場面又一次混亂,那陳家的男人被人從牌場上叫下來,本來就不情願,一聽趙換娣扯扯拉拉的說不清,鼓著眼睛逞凶:「說了沒打你兒子沒打你兒子,你聽不懂人話是吧?再說了,你兒子又沒死,打就打兩下,能給打多重?聽你哭這樣,你給你娃叫出來,叫我們看看打的多嚴重!」
趙換娣哭的上氣不接下氣,聲調卻不像對著王盼兒那麼高:「你們欺負人!我兒子頭都破了,流血了都!」
陳家男人本是個無賴貨,村里沒人看得起他,可最近他女兒月月寄錢回來,村裡有些懶漢就喊他去耍牌,為了哄他的錢,自然是跟他站一邊,這會兒更是起鬨讓元梁出來看看,到底是打的多重。

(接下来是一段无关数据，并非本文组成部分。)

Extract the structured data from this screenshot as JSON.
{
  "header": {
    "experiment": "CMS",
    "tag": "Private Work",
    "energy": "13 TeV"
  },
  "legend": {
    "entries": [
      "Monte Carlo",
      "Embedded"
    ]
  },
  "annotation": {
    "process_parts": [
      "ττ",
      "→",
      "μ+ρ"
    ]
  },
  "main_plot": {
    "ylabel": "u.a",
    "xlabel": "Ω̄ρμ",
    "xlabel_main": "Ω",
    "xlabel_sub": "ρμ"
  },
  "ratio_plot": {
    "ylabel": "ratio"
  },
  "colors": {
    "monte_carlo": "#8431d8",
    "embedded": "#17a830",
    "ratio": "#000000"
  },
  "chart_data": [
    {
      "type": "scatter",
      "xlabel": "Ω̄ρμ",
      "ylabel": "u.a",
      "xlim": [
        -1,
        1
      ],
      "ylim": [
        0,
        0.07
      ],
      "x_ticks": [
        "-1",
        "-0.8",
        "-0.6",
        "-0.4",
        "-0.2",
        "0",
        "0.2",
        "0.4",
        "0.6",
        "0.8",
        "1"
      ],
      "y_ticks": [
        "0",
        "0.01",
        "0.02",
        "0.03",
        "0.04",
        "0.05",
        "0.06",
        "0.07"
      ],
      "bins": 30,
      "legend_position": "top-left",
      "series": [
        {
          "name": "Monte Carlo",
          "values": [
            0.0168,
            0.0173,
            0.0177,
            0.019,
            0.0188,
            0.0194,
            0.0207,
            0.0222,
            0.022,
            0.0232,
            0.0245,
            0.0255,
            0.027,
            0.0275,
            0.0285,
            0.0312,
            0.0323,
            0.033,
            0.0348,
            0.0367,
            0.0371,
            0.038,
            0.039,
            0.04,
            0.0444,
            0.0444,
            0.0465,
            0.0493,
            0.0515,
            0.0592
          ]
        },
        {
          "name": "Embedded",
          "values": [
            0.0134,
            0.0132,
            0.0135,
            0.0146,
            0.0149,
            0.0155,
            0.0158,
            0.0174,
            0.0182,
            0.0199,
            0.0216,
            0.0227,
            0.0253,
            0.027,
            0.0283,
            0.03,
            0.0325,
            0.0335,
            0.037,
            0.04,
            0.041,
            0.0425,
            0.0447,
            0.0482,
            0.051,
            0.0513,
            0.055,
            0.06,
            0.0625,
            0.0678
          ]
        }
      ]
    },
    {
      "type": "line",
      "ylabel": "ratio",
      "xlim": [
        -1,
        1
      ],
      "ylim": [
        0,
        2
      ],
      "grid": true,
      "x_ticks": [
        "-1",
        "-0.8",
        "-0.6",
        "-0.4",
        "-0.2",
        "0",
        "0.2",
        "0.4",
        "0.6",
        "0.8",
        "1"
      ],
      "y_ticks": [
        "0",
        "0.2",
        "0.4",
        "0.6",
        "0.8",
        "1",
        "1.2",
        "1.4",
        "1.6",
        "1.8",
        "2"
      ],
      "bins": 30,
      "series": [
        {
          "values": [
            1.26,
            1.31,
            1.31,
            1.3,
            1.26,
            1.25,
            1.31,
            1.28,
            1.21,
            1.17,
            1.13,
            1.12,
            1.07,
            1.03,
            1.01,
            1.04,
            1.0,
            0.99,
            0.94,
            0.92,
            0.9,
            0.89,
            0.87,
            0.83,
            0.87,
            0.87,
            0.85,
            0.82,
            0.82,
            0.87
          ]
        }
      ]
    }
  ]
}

元梁被人從屋裡拉出來,他剛才看見媽跟人打架,嚇的躲在屋裡,這會兒出來,頭上的傷口早不流血了,結了一塊手指肚大小的血痂。
陳家男人混不吝:「這不是好好的?你看看,哪兒流血了?就那麼一點小傷口,不仔細看都不看不出來。」
其實元梁這個傷口並不小,尤其那額角的青色大包,看著更是駭人的很。
可陳家男人這樣顛倒黑白,那幾個跟他一起耍牌的男人倒是都說不嚴重。旁人一時之間倒也沒有願意給元家出頭的。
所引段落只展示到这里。